After getting out of the car on his own, he was taken to the circuit medical centre suffering from shock and back pain. Despite no obvious injuries, he was taken to hospital for checks which revealed breaks to his T11 and T12 vertebrae.
Those injuries are expected to heal fully in approximately three months and he will remain in hospital until Monday.
A safety car period followed that incident and, when the green flags waved, Kazuki fought for the lead. However he was also unlucky with lapped traffic and made contact with another car, causing a puncture and rear bodywork damage.
That began a challenging period for the team, with several problems losing the #7 significant time in the pits as the crew worked hard to achieve the target of taking the chequered flag.
However, an engine failure after 10-and-a-half hours forced the difficult decision to retire the #7 and end TOYOTA Racing’s first race prematurely.
Having proven the performance of its TS030 HYBRID chassis and TOYOTA HYBRID System – Racing in one of motorsport’s toughest races, the team will return to action with confidence at the WEC Six Hours of Silverstone on 26 August.
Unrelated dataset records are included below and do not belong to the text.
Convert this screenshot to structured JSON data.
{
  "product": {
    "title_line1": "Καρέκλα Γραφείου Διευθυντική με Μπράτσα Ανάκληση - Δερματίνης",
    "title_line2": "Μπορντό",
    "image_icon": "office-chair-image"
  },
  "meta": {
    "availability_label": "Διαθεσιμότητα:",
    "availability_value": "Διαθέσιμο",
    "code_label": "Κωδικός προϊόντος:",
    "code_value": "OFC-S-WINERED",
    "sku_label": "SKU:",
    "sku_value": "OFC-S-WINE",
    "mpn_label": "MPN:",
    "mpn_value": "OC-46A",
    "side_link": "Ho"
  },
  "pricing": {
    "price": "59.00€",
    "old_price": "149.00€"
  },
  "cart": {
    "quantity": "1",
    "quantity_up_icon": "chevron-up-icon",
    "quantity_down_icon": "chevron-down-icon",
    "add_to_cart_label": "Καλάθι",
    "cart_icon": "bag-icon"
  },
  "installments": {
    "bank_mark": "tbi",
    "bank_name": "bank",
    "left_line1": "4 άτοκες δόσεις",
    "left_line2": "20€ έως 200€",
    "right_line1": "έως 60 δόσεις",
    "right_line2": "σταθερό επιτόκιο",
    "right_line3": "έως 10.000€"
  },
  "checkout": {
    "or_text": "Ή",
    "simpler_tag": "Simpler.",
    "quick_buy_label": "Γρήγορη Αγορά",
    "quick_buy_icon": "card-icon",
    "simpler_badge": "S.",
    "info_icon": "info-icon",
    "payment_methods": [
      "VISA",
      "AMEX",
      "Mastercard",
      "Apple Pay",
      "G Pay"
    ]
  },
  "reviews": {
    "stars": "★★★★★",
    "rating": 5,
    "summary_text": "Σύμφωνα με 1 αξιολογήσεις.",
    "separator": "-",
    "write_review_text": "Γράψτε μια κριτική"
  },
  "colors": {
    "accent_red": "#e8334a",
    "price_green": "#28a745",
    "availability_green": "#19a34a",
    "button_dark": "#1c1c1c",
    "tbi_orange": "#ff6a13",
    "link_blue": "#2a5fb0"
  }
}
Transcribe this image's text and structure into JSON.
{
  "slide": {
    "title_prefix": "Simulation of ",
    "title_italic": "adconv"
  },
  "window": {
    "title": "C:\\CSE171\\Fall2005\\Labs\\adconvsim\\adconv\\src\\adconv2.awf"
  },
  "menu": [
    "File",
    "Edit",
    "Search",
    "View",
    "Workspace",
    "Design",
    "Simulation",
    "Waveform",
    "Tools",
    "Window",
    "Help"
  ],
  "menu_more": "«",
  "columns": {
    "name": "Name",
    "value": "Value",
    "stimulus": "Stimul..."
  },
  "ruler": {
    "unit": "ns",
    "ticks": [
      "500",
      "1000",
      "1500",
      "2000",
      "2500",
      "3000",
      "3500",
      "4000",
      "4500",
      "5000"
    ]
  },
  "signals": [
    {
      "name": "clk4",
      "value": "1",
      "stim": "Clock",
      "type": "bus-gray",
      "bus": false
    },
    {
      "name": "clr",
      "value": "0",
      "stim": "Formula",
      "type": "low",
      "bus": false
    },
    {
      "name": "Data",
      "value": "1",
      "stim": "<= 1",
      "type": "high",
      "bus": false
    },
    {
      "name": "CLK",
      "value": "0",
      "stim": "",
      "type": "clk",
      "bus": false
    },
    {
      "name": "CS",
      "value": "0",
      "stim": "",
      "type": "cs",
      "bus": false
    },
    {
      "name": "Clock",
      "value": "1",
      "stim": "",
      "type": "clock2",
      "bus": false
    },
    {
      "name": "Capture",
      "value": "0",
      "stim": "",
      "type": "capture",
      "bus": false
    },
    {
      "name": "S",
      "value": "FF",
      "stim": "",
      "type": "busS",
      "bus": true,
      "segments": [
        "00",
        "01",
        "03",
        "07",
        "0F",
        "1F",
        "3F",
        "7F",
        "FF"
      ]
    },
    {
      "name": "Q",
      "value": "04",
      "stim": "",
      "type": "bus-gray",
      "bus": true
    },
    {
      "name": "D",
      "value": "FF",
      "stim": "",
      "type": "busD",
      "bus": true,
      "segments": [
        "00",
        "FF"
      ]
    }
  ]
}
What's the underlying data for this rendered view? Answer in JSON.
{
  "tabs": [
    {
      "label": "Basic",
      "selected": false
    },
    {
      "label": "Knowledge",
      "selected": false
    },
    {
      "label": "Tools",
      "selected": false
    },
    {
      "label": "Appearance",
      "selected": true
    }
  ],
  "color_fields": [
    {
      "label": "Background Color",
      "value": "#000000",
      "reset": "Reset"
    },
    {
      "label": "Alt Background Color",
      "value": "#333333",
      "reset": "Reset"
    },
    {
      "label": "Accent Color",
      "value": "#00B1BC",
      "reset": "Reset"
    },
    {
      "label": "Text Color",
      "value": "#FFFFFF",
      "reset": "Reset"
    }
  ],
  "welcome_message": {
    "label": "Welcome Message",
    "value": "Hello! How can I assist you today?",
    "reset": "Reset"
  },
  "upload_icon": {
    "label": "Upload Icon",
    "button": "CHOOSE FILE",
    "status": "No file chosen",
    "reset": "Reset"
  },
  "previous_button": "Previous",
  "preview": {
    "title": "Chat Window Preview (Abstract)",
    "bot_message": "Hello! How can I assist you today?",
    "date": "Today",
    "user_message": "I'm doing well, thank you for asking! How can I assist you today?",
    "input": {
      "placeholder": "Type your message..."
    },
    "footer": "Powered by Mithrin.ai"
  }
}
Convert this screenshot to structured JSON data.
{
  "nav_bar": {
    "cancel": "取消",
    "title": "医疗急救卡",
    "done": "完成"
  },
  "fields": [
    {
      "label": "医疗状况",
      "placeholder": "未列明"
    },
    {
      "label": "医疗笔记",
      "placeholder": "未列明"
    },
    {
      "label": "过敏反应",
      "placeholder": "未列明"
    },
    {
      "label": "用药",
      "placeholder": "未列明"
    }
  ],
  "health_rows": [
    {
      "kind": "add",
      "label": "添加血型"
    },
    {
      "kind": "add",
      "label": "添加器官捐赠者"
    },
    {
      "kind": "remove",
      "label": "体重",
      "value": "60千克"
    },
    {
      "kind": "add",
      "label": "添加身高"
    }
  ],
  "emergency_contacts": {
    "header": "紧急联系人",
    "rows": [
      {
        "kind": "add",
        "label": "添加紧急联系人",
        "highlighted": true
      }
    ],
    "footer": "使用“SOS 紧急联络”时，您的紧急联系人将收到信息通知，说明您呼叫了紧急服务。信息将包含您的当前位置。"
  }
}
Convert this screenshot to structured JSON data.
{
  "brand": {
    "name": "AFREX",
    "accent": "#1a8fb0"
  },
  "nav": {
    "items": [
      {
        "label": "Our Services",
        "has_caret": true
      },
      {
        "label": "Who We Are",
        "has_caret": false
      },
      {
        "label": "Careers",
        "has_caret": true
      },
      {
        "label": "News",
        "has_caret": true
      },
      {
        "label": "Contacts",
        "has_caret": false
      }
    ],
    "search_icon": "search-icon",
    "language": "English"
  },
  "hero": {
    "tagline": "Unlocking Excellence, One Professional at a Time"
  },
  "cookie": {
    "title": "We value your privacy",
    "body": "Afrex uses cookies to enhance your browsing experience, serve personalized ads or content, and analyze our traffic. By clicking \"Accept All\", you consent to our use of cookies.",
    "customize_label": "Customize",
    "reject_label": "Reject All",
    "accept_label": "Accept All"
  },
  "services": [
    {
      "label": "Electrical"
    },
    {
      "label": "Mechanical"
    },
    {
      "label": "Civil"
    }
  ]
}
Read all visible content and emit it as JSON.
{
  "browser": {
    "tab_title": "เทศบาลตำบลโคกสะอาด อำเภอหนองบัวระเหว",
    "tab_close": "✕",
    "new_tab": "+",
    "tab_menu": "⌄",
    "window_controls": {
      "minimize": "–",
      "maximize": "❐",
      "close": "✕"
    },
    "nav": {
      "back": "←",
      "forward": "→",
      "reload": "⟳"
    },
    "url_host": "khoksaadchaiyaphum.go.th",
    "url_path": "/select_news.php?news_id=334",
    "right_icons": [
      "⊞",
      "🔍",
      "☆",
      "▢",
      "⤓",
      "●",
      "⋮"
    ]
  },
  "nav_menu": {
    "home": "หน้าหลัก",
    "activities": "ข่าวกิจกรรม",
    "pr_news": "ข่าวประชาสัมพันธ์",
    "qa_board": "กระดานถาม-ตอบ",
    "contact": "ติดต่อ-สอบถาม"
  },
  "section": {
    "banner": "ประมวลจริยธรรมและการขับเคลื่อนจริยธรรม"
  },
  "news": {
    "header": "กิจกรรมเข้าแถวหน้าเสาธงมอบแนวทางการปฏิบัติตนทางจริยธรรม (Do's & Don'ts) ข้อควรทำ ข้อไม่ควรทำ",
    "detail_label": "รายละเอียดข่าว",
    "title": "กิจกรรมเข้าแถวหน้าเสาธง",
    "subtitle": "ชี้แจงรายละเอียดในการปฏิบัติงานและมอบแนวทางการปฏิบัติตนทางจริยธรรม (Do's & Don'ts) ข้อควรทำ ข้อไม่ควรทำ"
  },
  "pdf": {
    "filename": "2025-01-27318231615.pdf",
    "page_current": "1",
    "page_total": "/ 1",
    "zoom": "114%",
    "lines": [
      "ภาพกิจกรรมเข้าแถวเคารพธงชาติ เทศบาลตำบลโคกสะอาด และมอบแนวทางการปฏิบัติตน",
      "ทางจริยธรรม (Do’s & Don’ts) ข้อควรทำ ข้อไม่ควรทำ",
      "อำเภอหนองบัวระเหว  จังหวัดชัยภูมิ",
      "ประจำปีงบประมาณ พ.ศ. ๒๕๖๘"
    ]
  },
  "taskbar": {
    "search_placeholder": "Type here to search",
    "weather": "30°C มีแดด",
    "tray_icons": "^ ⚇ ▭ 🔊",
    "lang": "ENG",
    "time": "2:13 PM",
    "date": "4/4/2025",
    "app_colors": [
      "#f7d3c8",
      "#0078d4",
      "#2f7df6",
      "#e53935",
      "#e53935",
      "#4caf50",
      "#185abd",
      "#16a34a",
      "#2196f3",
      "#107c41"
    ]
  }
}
Yoshiaki Kinoshita, Team President: “Right now our emotion is one of sadness. Our best wishes are with Anthony, who is a fantastic colleague and a positive force in our team. We strongly hope he recovers very soon and we’re sorry we could not provide a result to cheer him up from the #7 car, which suffered firstly an alternator problem and then an engine failure. After all the hard work to get to this point, it really hurts to see both cars retire early. But in the next days we will look back on the first six hours of the race and feel great pride that we could lead Le Mans in our very first race. That is a remarkable achievement with such pioneering technology and this motivates us to push harder than ever to bring home some trophies in the remainder of the season.”